Liem has noticed a similar pattern in the career of contributing Sound Shapes musician Jim Guthrie. “Jim [Guthrie] comes from more of a traditional singer/songwriter world, but he’s found this whole new way of putting his music out connecting with a totally different audience by composing for games,” Liem adds. “Now his music is available to everyone carrying around an iPhone or PS3 or whatever.” While the benefits of video game composition are evident, there’s also a downside that’s not always as noticeable. It’s one thing to contribute a song or two to a soundtrack, but Hackford cautions artists about entering the world of game scoring, which has a “steep and treacherous learning curve.” In his experience, he finds that writing shorter, more conventional pieces in a band’s conventional style is something that’s obviously familiar with a given artist. Stepping out of that box -- one whereby the sheer volume of music composed grows, only to be paired down due to the parameters of the game itself -- can result in a difficult and seemingly fruitless process outside of the artist’s control.
HEALTH knows this firsthand: their work for Max Payne 3 took “four times longer” than expected. Bassist John Famiglietti echoes Hackford’s sentiments, even though he believes that overall the project was a positive experience for the group. “We had to learn a whole new language. It’s completely different from how we’ve done music before,” he says. “Be prepared that you’re putting aside nearly a year and postponing your band’s trajectory by a year. That’s pretty rough.” Even Davidge, a veteran composer and producer, recognizes the difficulties compared to working on personal material. “It’s different. When you’re writing a piece for an album, you’re really starting from a blank sheet of paper,” he explains. “It was great I wasn’t starting with that and I had all the previous [Halo] games to play and the books to read and people [to talk to]…I had input there. It’s still hard, it was a very hard, grueling project, working 14 hours a day, seven days a week for 18 months.” While the relationship between musicians and developers is sometimes complicated, it’s seemingly like any other revenue source in the music industry these days. Perhaps the biggest difference with game deals is that the market isn’t as saturated at the moment. “Getting a song placed in a soundtrack is like getting a song in a commercial,” Coulton says. “I would say it’s the same [effect]. The numbers of people who are exposed to music are similar.” “It’s basically the equivalent of Lisa Loeb’s “Stay” in [Reality Bites],” Coulton (while trying not to laugh).

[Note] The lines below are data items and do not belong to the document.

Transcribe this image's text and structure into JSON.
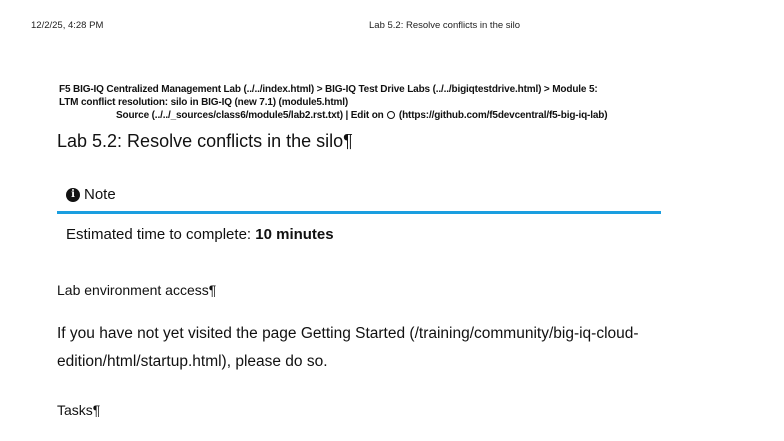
{
  "print_header": {
    "datetime": "12/2/25, 4:28 PM",
    "doc_title": "Lab 5.2: Resolve conflicts in the silo"
  },
  "breadcrumb": {
    "line1": "F5 BIG-IQ Centralized Management Lab (../../index.html) > BIG-IQ Test Drive Labs (../../bigiqtestdrive.html) > Module 5:",
    "line2": "LTM conflict resolution: silo in BIG-IQ (new 7.1) (module5.html)",
    "source": "Source (../../_sources/class6/module5/lab2.rst.txt) | Edit on",
    "github_link": "(https://github.com/f5devcentral/f5-big-iq-lab)",
    "icon": "github-icon"
  },
  "page_title": "Lab 5.2: Resolve conflicts in the silo¶",
  "note": {
    "icon": "info-icon",
    "icon_glyph": "i",
    "title": "Note",
    "text_prefix": "Estimated time to complete: ",
    "text_bold": "10 minutes",
    "accent_color": "#1a9ee0"
  },
  "sections": {
    "access_heading": "Lab environment access¶",
    "access_text_line1": "If you have not yet visited the page Getting Started (/training/community/big-iq-cloud-",
    "access_text_line2": "edition/html/startup.html), please do so.",
    "tasks_heading": "Tasks¶"
  }
}
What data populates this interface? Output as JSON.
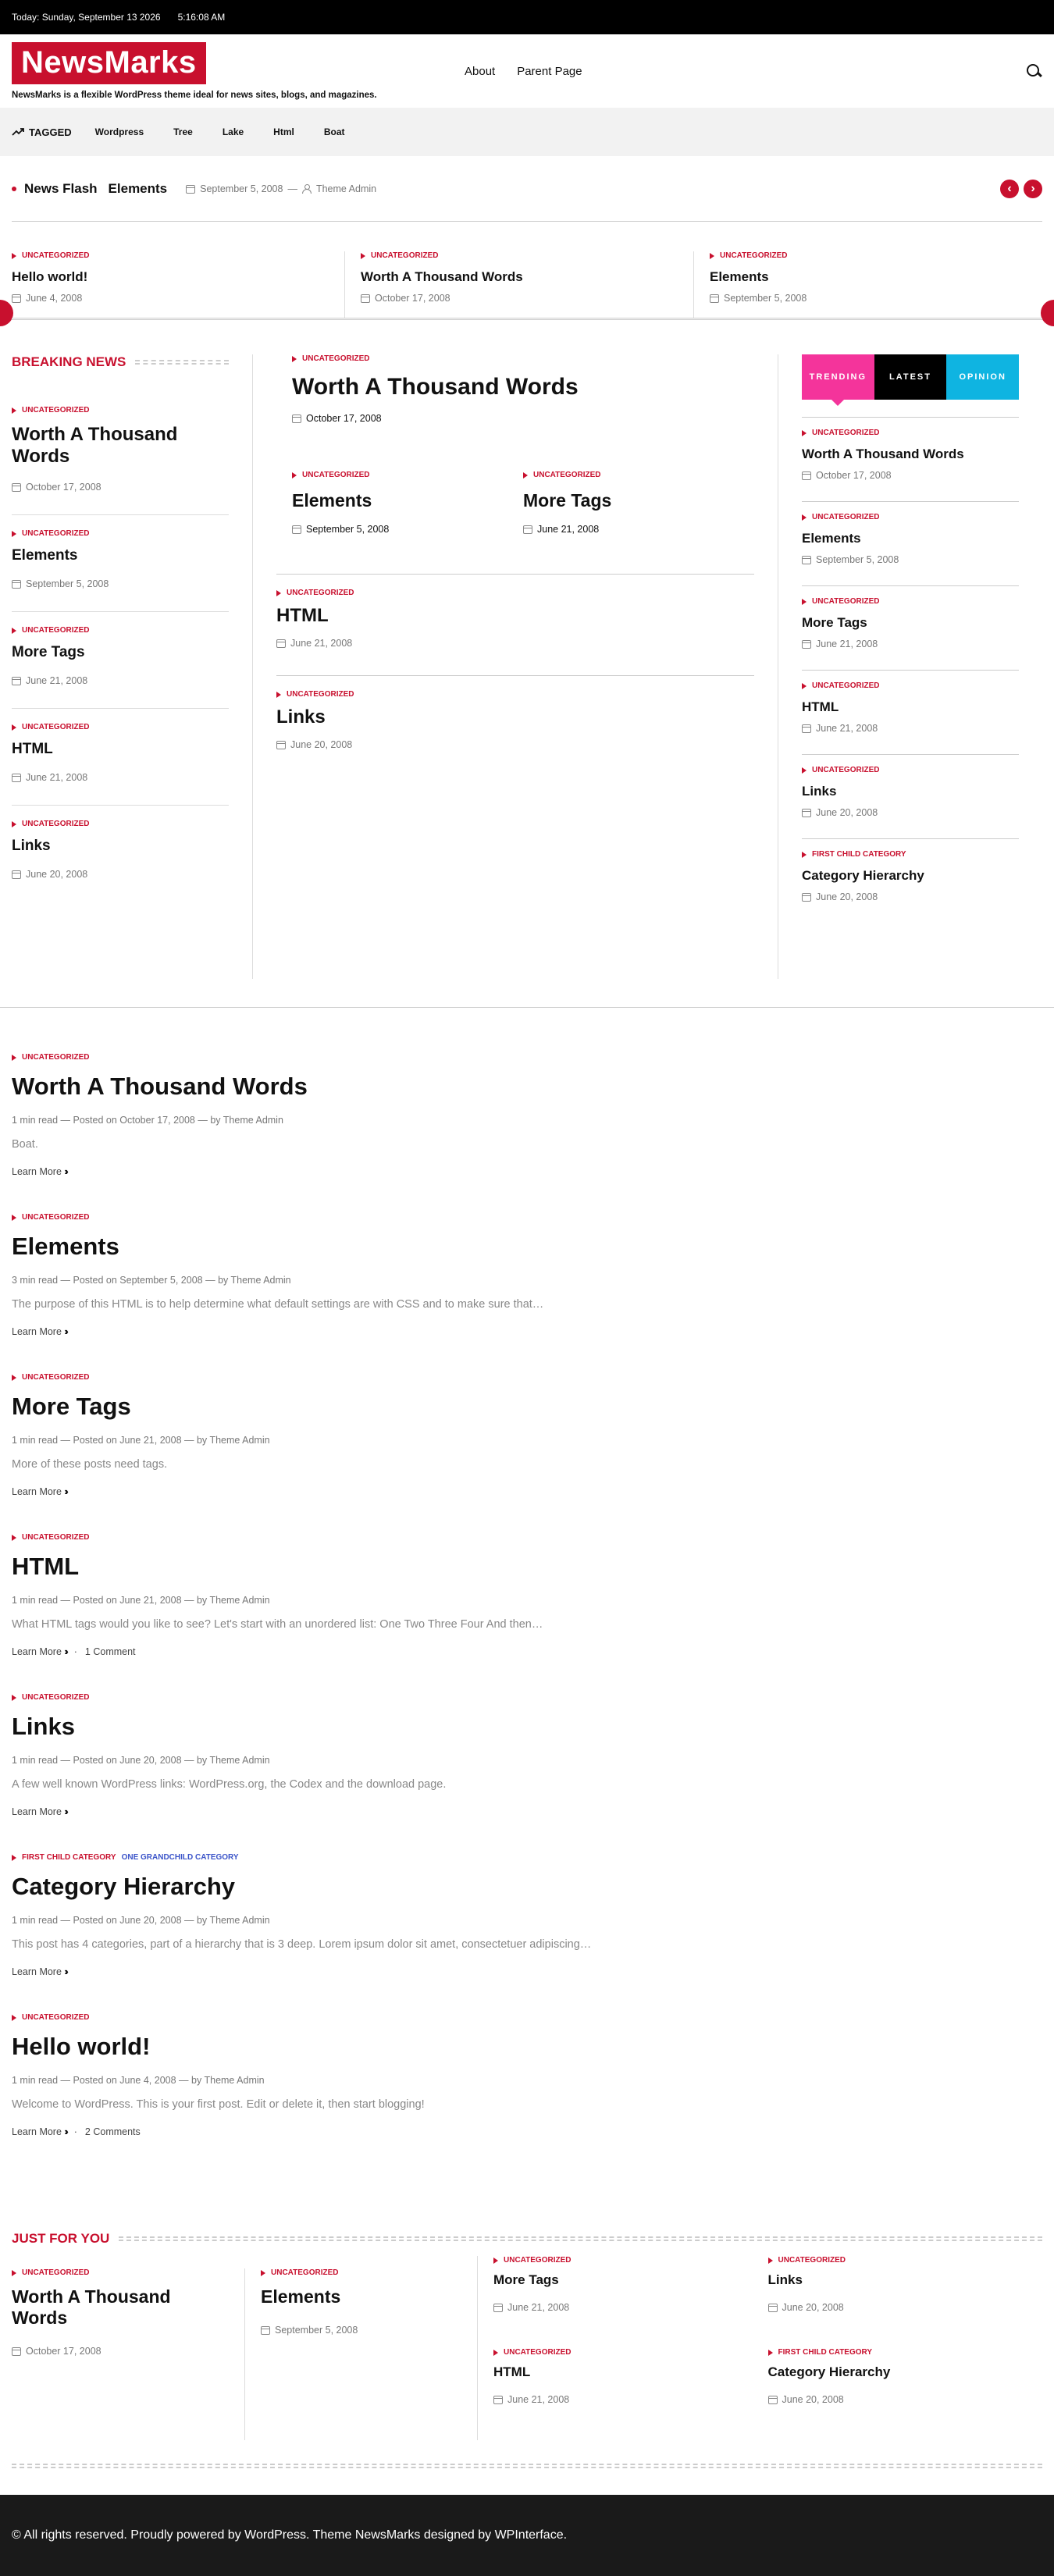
{
  "topbar": {
    "date": "Today: Sunday, September 13 2026",
    "time": "5:16:08 AM"
  },
  "header": {
    "logo": "NewsMarks",
    "tagline": "NewsMarks is a flexible WordPress theme ideal for news sites, blogs, and magazines.",
    "nav": [
      "About",
      "Parent Page"
    ]
  },
  "tagbar": {
    "label": "TAGGED",
    "tags": [
      "Wordpress",
      "Tree",
      "Lake",
      "Html",
      "Boat"
    ]
  },
  "flash": {
    "title": "News Flash",
    "item": "Elements",
    "date": "September 5, 2008",
    "author": "Theme Admin"
  },
  "slider": [
    {
      "cat": "UNCATEGORIZED",
      "title": "Hello world!",
      "date": "June 4, 2008"
    },
    {
      "cat": "UNCATEGORIZED",
      "title": "Worth A Thousand Words",
      "date": "October 17, 2008"
    },
    {
      "cat": "UNCATEGORIZED",
      "title": "Elements",
      "date": "September 5, 2008"
    }
  ],
  "breaking": {
    "title": "BREAKING NEWS",
    "items": [
      {
        "cat": "UNCATEGORIZED",
        "title": "Worth A Thousand Words",
        "date": "October 17, 2008"
      },
      {
        "cat": "UNCATEGORIZED",
        "title": "Elements",
        "date": "September 5, 2008"
      },
      {
        "cat": "UNCATEGORIZED",
        "title": "More Tags",
        "date": "June 21, 2008"
      },
      {
        "cat": "UNCATEGORIZED",
        "title": "HTML",
        "date": "June 21, 2008"
      },
      {
        "cat": "UNCATEGORIZED",
        "title": "Links",
        "date": "June 20, 2008"
      }
    ]
  },
  "middle": {
    "top": {
      "cat": "UNCATEGORIZED",
      "title": "Worth A Thousand Words",
      "date": "October 17, 2008"
    },
    "pair": [
      {
        "cat": "UNCATEGORIZED",
        "title": "Elements",
        "date": "September 5, 2008"
      },
      {
        "cat": "UNCATEGORIZED",
        "title": "More Tags",
        "date": "June 21, 2008"
      }
    ],
    "list": [
      {
        "cat": "UNCATEGORIZED",
        "title": "HTML",
        "date": "June 21, 2008"
      },
      {
        "cat": "UNCATEGORIZED",
        "title": "Links",
        "date": "June 20, 2008"
      }
    ]
  },
  "tabs": [
    "TRENDING",
    "LATEST",
    "OPINION"
  ],
  "trending": [
    {
      "cat": "UNCATEGORIZED",
      "title": "Worth A Thousand Words",
      "date": "October 17, 2008"
    },
    {
      "cat": "UNCATEGORIZED",
      "title": "Elements",
      "date": "September 5, 2008"
    },
    {
      "cat": "UNCATEGORIZED",
      "title": "More Tags",
      "date": "June 21, 2008"
    },
    {
      "cat": "UNCATEGORIZED",
      "title": "HTML",
      "date": "June 21, 2008"
    },
    {
      "cat": "UNCATEGORIZED",
      "title": "Links",
      "date": "June 20, 2008"
    },
    {
      "cat": "FIRST CHILD CATEGORY",
      "title": "Category Hierarchy",
      "date": "June 20, 2008"
    }
  ],
  "posts": [
    {
      "cats": [
        "UNCATEGORIZED"
      ],
      "title": "Worth A Thousand Words",
      "read": "1 min read",
      "posted": "Posted on October 17, 2008",
      "by": "by",
      "author": "Theme Admin",
      "excerpt": "Boat.",
      "more": "Learn More",
      "comments": ""
    },
    {
      "cats": [
        "UNCATEGORIZED"
      ],
      "title": "Elements",
      "read": "3 min read",
      "posted": "Posted on September 5, 2008",
      "by": "by",
      "author": "Theme Admin",
      "excerpt": "The purpose of this HTML is to help determine what default settings are with CSS and to make sure that…",
      "more": "Learn More",
      "comments": ""
    },
    {
      "cats": [
        "UNCATEGORIZED"
      ],
      "title": "More Tags",
      "read": "1 min read",
      "posted": "Posted on June 21, 2008",
      "by": "by",
      "author": "Theme Admin",
      "excerpt": "More of these posts need tags.",
      "more": "Learn More",
      "comments": ""
    },
    {
      "cats": [
        "UNCATEGORIZED"
      ],
      "title": "HTML",
      "read": "1 min read",
      "posted": "Posted on June 21, 2008",
      "by": "by",
      "author": "Theme Admin",
      "excerpt": "What HTML tags would you like to see? Let's start with an unordered list: One Two Three Four And then…",
      "more": "Learn More",
      "comments": "1 Comment"
    },
    {
      "cats": [
        "UNCATEGORIZED"
      ],
      "title": "Links",
      "read": "1 min read",
      "posted": "Posted on June 20, 2008",
      "by": "by",
      "author": "Theme Admin",
      "excerpt": "A few well known WordPress links: WordPress.org, the Codex and the download page.",
      "more": "Learn More",
      "comments": ""
    },
    {
      "cats": [
        "FIRST CHILD CATEGORY",
        "ONE GRANDCHILD CATEGORY"
      ],
      "title": "Category Hierarchy",
      "read": "1 min read",
      "posted": "Posted on June 20, 2008",
      "by": "by",
      "author": "Theme Admin",
      "excerpt": "This post has 4 categories, part of a hierarchy that is 3 deep. Lorem ipsum dolor sit amet, consectetuer adipiscing…",
      "more": "Learn More",
      "comments": ""
    },
    {
      "cats": [
        "UNCATEGORIZED"
      ],
      "title": "Hello world!",
      "read": "1 min read",
      "posted": "Posted on June 4, 2008",
      "by": "by",
      "author": "Theme Admin",
      "excerpt": "Welcome to WordPress. This is your first post. Edit or delete it, then start blogging!",
      "more": "Learn More",
      "comments": "2 Comments"
    }
  ],
  "jfy": {
    "title": "JUST FOR YOU",
    "big": [
      {
        "cat": "UNCATEGORIZED",
        "title": "Worth A Thousand Words",
        "date": "October 17, 2008"
      },
      {
        "cat": "UNCATEGORIZED",
        "title": "Elements",
        "date": "September 5, 2008"
      }
    ],
    "small": [
      {
        "cat": "UNCATEGORIZED",
        "title": "More Tags",
        "date": "June 21, 2008"
      },
      {
        "cat": "UNCATEGORIZED",
        "title": "Links",
        "date": "June 20, 2008"
      },
      {
        "cat": "UNCATEGORIZED",
        "title": "HTML",
        "date": "June 21, 2008"
      },
      {
        "cat": "FIRST CHILD CATEGORY",
        "title": "Category Hierarchy",
        "date": "June 20, 2008"
      }
    ]
  },
  "footer": {
    "text": "© All rights reserved. Proudly powered by WordPress. Theme NewsMarks designed by WPInterface."
  },
  "colors": {
    "accent": "#c8102e",
    "trending": "#f4349b",
    "opinion": "#0fb4e1"
  }
}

For artists, that means more opportunity, less competition and creative partnerships that can’t be found elsewhere. Not only do these collaborative chances bode well for them financially, but they also open the realms of possibility for how individuals engage with their music in a relatively untapped video game music market. “You look for non-traditional means to make income,” he says. But he found working with another, different set of creatives fulfilling too. “I don’t think it was all about the finance. It was also about the opportunity to be on the cutting edge and doing something new with how people experience their music.”